Outside, I gazed at the corner of the driveway where Bubbe and The Skootch shot hoops with Mac and smiled at the garden hose that fed a cascading irrigation system that always seemed to run long after I told the boys to stop wasting water.

The owner and I said our goodbyes at my favorite place, the front porch, where Mac and I spent endless evenings just trying to figure it all out.

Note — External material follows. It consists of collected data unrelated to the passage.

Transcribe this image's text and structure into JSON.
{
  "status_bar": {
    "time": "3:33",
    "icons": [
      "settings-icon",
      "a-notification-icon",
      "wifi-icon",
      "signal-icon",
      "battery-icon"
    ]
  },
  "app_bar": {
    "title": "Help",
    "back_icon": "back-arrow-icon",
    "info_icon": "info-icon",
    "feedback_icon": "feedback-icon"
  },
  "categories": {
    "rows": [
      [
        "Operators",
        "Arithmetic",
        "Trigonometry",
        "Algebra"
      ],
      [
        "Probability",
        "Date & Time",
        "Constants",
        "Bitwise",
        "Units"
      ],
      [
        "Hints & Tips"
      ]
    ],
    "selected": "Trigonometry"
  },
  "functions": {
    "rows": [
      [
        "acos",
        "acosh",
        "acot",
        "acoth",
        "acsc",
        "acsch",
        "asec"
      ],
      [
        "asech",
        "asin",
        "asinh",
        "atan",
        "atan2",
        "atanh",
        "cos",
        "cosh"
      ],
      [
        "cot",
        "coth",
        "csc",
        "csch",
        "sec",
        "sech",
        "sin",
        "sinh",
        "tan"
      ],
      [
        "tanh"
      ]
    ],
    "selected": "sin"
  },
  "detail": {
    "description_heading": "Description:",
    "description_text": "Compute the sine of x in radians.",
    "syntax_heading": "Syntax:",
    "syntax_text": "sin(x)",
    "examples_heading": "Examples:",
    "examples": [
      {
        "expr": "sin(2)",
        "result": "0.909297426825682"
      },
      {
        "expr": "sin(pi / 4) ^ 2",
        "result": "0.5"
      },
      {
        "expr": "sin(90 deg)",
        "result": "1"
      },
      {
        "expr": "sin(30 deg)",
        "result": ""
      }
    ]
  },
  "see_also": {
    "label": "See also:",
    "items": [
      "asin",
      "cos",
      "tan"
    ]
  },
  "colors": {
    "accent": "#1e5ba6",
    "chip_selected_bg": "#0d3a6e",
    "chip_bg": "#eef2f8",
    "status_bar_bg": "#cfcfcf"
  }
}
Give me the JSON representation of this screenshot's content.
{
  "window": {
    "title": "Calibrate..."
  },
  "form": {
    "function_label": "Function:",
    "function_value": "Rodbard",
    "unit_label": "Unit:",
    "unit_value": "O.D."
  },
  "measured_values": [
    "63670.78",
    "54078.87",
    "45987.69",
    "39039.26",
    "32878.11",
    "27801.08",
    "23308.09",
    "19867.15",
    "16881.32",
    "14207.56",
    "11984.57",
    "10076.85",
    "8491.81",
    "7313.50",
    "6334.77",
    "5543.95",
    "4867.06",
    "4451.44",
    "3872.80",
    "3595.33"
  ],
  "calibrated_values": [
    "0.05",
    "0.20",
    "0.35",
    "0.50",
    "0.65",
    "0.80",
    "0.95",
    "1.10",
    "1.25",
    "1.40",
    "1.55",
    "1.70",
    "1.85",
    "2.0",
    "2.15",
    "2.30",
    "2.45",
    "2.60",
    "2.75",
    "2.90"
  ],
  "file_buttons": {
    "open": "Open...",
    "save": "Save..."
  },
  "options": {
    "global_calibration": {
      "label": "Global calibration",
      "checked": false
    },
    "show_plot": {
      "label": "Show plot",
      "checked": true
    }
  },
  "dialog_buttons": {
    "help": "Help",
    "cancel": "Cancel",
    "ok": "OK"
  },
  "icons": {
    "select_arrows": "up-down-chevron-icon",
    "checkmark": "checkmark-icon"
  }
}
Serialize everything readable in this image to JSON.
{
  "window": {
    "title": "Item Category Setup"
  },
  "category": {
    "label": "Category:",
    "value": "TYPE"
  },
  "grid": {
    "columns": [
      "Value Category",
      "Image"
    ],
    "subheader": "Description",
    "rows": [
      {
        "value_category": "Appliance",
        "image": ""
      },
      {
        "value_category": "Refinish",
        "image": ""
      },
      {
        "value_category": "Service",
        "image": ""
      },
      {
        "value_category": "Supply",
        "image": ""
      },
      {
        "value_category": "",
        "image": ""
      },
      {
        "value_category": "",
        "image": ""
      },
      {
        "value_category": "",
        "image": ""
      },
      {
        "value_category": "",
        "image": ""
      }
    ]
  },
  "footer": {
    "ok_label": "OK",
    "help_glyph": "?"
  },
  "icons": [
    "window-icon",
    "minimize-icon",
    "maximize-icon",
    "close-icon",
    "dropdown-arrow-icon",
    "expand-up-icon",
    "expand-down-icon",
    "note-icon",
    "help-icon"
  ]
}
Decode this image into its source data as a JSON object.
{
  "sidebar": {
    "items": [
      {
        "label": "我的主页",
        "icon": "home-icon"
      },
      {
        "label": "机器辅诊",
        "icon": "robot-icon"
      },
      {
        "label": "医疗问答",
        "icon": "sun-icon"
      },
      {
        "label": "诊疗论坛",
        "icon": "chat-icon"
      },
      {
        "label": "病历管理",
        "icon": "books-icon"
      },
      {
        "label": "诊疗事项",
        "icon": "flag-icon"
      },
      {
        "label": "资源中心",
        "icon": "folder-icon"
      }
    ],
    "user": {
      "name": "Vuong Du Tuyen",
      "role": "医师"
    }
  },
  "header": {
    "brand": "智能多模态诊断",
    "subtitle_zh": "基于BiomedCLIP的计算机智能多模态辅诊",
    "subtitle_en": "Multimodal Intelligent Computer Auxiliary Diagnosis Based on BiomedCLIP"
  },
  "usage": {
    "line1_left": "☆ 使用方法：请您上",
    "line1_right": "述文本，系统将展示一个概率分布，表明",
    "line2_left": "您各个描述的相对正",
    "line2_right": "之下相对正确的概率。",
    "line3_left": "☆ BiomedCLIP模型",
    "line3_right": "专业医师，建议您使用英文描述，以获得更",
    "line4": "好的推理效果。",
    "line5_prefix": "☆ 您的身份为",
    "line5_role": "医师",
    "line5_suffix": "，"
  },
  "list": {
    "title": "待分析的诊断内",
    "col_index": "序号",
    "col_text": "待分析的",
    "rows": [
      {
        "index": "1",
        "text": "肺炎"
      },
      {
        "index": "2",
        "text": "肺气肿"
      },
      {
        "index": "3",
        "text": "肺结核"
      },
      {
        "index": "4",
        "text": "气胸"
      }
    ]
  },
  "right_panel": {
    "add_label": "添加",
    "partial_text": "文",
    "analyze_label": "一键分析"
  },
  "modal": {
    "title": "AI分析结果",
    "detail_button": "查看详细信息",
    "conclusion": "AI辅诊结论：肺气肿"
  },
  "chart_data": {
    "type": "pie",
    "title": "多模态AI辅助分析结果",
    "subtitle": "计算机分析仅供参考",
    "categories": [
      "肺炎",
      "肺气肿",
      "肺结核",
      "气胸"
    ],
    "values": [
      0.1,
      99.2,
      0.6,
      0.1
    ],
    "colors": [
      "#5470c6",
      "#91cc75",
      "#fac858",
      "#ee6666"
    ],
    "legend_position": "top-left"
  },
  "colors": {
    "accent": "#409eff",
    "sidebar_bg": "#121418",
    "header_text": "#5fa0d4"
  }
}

It was strange to be in a space that I knew intimately, looked similar, still felt a connection with but knew didn’t belong to me.

But it was okay.

It was okay to mourn the loss of my house.  The lack of the tangible did not erase the intangible.  I no longer have the setting, but I still have my stories.  Thankfully, those memories will live for as long as my brain allows.

Leaving The Hovel behind was not a sad occasion but a passing of the torch.  She will always be the first home Mac and I made; the place where our children spent their first night after coming home from the hospital, and the place where we loved, laughed, grew, built friendships, and became a family.

To the new owners; as you welcome your newest addition this spring, keep an eye out for those doves.  Embrace the blossoms.  Write your stories.  Cherish your memories.  Love The Hovel.

We know you’ll take good care of her.